Mónica Maffía's play was written for a 2022 performance by her Buenos Aires based theater company, Setebos. It is described as "an eco-drama based on Shakespeare's Cymbeline, set within the Tehuelche myth of the god/hero Setebos." The play was commissioned in connection with the Cymbeline in the Anthropocene project, described as "an international research-in-performance project which brings together seven theatre companies and environmentally committed productions from four continents." The play was performed as part of the "Cymbeline in the Anthropocene" Festival.

In a 2022 interview with the CBC, Maffía said

there’s a connexion through Caliban, which is where this adaptation of Cymbeline comes from for me, because Caliban prays to his god, which is Setebos. Researching who Setebos was, I found that [out] in Pigafetta’s chronicles of Magellan and the first [circum]navigation; and through those chronicles we learn that when [the Spanish] met the Tehuelches, [the latter] were very tall. And that in their funeral rites, they said that Setebos appeared, and with smaller “devils.” So Setebos is both a hero and a god-devil figure.

In a separate interview in 2022,
Maffía elaborated: Setebos, she said, was also

the father of people who were the ancestral people of Patagonia who were Tehuelche, and in their tradition, animals are people. We know about that god, not usually through a connection with our myths, but through Shakespeare ... None of those who were my group of actors knew even the name Setebos. They immediately got philosophical about it. They turned down their voices and their souls began to speak. So I thought that’s an opportunity for me as a director and as a playwright to get people to know about these folktales that were traditional before Shakespeare.

The action begins with actors arriving at a cabaña in El Chaltén, a small mountain village in Santa Cruz Province, Argentina that is supposedly the birthplace of the Tehuelche fire-god Setebos, creator of the region's people and wildlife. The actors gradually fall under the spell of the mountain. As the play progresses, each actor plays characters representing three states of being: contemporary Argentinian, Shakespearian, and Tehuelche human-animal. The lines between these states become blurred, until finally the characters metamorphose into avatars of the Setebos myth. Unlike in Shakespeare's play, the actors repeatedly invoke Setebos by name; for instance, the character Ínogen's touching “¡Setebos, me encomiendo a tu protección!” / “Setebos, I commend myself to your protection” before she goes to sleep. Near the end of the play, the story of the birth of Setebos and the Tehuelche people is presented by the spiritually reborn actors wearing animal masks.

=== In literature ===
====Ilium/Olympos====

An extraterrestrial creature called Setebos plays an important role in Dan Simmons' science-fiction novels Ilium and Olympos. The two novels, which comprise a series, also contain characters named Prospero, Ariel and Caliban who are clearly based on the eponymous characters in The Tempest, and there is little doubt that the author patterned his Setebos after the god mentioned in that play as well. Simmons's Setebos also calls to mind Browning's description in his Caliban upon Setebos in that Simmons describes Setebos as having myriad arms; however unlike Browning's Setebos, who is infertile, Simmons's character is highly fecund.

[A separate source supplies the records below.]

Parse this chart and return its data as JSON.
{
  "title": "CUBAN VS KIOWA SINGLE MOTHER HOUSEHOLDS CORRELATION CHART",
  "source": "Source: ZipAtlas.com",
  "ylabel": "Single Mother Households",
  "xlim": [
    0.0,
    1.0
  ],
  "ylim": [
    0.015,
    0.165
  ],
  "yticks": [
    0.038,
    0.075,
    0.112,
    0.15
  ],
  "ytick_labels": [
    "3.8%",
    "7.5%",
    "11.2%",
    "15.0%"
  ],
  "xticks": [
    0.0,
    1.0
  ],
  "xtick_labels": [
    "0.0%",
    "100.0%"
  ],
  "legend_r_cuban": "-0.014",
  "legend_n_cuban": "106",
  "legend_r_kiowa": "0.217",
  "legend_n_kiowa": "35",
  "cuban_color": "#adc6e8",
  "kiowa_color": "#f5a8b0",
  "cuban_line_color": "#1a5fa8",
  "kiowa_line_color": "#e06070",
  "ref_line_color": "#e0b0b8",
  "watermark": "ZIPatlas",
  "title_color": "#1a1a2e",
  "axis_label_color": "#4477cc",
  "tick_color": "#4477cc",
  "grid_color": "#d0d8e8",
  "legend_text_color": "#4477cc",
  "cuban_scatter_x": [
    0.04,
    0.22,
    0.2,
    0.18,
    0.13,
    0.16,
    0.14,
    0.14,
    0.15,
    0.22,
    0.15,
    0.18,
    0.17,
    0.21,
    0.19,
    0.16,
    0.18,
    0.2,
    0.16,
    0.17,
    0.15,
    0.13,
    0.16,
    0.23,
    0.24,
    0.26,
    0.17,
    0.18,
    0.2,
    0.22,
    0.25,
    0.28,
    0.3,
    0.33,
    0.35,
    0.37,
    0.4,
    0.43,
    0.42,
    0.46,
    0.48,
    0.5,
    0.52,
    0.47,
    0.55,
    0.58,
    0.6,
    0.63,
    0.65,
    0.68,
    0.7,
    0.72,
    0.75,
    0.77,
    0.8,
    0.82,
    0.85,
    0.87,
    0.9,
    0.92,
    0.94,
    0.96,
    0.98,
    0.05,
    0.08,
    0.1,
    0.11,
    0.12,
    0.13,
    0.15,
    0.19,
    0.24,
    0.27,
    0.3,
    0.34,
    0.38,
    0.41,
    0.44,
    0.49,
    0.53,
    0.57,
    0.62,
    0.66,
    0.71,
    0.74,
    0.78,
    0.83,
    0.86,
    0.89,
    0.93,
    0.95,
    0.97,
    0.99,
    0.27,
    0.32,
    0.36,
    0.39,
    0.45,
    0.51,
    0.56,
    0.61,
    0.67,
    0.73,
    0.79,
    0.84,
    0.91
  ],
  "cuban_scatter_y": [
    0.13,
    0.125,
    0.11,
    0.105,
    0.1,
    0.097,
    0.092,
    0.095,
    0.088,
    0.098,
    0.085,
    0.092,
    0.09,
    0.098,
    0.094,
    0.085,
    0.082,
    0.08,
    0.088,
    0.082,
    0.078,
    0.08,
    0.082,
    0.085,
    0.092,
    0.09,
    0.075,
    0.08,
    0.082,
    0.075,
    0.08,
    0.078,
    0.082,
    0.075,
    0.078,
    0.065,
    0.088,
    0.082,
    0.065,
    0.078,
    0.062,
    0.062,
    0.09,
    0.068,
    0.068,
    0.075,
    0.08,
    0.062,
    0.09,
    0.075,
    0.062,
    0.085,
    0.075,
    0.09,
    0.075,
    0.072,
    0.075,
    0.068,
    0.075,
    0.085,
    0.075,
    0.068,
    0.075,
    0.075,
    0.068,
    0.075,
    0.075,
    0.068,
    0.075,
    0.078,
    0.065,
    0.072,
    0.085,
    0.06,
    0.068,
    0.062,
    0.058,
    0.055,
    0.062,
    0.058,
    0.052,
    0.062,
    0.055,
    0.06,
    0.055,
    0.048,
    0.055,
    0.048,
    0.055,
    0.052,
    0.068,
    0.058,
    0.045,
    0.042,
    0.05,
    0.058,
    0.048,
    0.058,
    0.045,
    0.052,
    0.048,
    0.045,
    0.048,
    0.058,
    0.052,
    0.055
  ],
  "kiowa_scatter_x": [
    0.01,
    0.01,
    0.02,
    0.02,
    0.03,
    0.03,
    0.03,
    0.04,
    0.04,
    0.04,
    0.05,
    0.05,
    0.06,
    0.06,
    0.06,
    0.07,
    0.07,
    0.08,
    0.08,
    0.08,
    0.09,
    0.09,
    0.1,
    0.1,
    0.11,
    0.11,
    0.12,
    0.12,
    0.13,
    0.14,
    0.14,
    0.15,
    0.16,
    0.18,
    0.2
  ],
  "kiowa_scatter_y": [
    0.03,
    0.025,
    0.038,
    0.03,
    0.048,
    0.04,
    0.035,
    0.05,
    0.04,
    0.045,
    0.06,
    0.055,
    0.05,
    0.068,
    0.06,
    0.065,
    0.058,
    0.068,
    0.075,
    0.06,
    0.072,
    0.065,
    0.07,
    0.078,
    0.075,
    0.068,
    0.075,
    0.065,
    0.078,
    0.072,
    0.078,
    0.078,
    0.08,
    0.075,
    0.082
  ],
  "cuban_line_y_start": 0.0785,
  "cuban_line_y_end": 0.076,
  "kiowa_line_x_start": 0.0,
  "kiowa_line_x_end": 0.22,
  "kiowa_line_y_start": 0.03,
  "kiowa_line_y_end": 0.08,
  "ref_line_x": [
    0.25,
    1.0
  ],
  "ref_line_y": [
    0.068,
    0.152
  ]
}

Simmons gives the following description of Setebos, as seen through the eyes of a human named Daeman. The creature sits over a crater at the center of a blue, ice-cold dome:

This raised crater looked very much like a nest and the impression was reinforced by the thing that filled itgray brain tissue, convoluted ridges, multiple pairs of eyes, mouths, and orifices opening and shutting in no unison, a score of huge hands beneath itthese hands occasionally rearranging the huge form's mass on its nest, settling it more comfortablyand he saw other hands, each larger than the room Daeman occuped at Ardis Hall, that had emerged from the brain on stalks and were pulling themselves and their trailing tentacles across the glowing floor.

Daeman counts several dozen eggs around Setebos. He steals one; it eventually hatches, into a miniature, and very malevolent, version of its parent.